5 Brumaire – Jour de l’ OIE

Agenda républicain

Quintidi 5 Brumaire

Jour de l’ OIE.

Quintidi 5, OIE. C’est un oiseau palmipède bien connu ; on appelle ainsi tous ceux qui ont les pieds palmés, c’est-à-dire leurs doigts réunis par une membrane, ce qui est particulier aux oiseaux aquatiques, qui au moyen de cette conformation s’en servent comme de rames. La couleur de l’oie varie : le bec et les pieds sont jaunes dans les jeunes oisons ; ils rougissent dans les oies d’un age plus avancé.

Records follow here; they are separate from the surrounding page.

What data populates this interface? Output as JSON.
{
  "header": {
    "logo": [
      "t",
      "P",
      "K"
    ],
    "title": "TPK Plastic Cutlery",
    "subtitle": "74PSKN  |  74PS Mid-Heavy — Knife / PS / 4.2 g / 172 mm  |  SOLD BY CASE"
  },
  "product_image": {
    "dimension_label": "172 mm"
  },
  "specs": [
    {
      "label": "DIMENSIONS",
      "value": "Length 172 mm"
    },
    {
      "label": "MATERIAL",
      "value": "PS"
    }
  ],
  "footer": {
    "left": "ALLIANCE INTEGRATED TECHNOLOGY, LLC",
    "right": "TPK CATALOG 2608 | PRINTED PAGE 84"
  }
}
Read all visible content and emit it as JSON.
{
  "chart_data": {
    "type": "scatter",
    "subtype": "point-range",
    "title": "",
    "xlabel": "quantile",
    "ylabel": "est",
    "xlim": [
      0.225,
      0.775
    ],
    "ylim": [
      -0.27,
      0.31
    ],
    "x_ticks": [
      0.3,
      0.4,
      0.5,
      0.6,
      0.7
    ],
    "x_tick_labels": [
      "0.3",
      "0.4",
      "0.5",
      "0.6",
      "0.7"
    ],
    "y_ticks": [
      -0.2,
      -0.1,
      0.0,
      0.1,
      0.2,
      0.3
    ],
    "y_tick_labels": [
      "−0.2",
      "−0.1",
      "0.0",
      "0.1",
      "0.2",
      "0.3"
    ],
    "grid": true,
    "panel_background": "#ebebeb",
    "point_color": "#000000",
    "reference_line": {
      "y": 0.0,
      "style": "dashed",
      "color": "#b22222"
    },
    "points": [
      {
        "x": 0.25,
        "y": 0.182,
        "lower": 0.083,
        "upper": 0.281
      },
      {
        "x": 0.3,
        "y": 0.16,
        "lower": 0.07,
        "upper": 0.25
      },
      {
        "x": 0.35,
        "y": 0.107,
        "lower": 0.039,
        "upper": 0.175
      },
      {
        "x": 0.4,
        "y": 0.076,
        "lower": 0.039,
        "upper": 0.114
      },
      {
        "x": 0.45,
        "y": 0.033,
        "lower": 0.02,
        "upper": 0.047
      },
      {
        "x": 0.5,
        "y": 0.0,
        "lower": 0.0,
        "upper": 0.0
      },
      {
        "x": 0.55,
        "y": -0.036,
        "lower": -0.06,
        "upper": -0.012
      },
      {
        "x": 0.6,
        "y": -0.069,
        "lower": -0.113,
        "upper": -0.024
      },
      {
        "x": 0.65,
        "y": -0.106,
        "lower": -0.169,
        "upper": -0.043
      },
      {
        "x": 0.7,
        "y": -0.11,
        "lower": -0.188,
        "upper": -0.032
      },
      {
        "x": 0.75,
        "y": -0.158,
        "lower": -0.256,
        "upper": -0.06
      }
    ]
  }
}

Quoique ces oiseaux vivent par tout, on n’en peut guère tirer grand parti que dans le voisinage des étangs, des ruisseaux ou des rivières ; deux jars ou mâles suffisent pour cinq à six femelles ; elles font trois pontes par an, et dix à douze œufs à chaque ponte.

L’oie dort d’un sommeil léger ; on a repéré l’histoire des oies qui éveillèrent les Romains, et sauvèrent le capitole assiégé par les Gaulois qui avoient trompé la vigilance des chiens : mais tout ce que les historiens ont raconté des premières années de Rome, est établi sur des traditions si contradictoires et si imparfaites que nous n’y devons pas une grande confiance.

On mange la chair de l’oie, mais elle est lourde et pesante. On le vendoit autrefois dans les rues aux oyers, aujourd’hui rue aux ours. Les juifs réussissent surtout à l’engraisser. Les foies d’oies ont été très estimés par les Romains et le sont encore aujourd’hui : on en fait à Strasbourg des pâtés chers et recherchés. Pour grossir le volume de ces foies, les Juifs font souffrir aux oies le supplice le plus barbare ; ils les clouent par les pattes dans des cages, avec un réchaud dessous, et ils leur donnent peu à boire, malgré l’altération que cet état violent produit. Dans les pays septentrionaux, on marine les cuisses d’oies en les faisant cuire à moitié dans la graisse, on en fait d’excellens pâtés. La graisse d’oie sert à apprêter les légumes, principalement les chous et à faire d’excellente friture. Les œufs ne sont pas aussi bons que les œufs de poule, cependant on les mange. Les os des cuisses de l’oie servent a faire des appeaux ou espèces de siflets pour appeler les cailles.

L’enveloppe de l’oie est aussi utile que sa substance ; on fait avec les petites plumes, des lits, des coussins, des oreillers, les pennes ou plumes des ailes, servent à écrire.

Les avantages qu’on retire de l’oie, sont donc très-nombreux, mais il ne faut pas le laisser aller dans les jardins ; il brise tout, et sa fiente brûle les plantes. La jusquiame, la ciguë et l’amande amère sont des poisons pour lui.

Les naturalistes regardent l’oie domestique comme une variété ou plutôt une dégénération de l’oie sauvage ; celui-ci est un oiseau de passage, il est du nombre de ceux dont les émigrations périodiques et exactement calculées annoncent à l’agriculteur le retour des différentes époques de l’année, et le tems où il doit commencer ou achever certains travaux rustiques. L’oie sauvage est plus petit que l’oie domestique ; il va en troupe ; cette troupe se forme en un triangle équilatéral, celui qui est en tête fend la colonne d’air et retourne à la queue quand il est fatigué ; lorsqu’ils s’abattent, un dentr’eux fait sentinelle. Ces oiseaux aiment principalement les bourgeons de saule et la presle.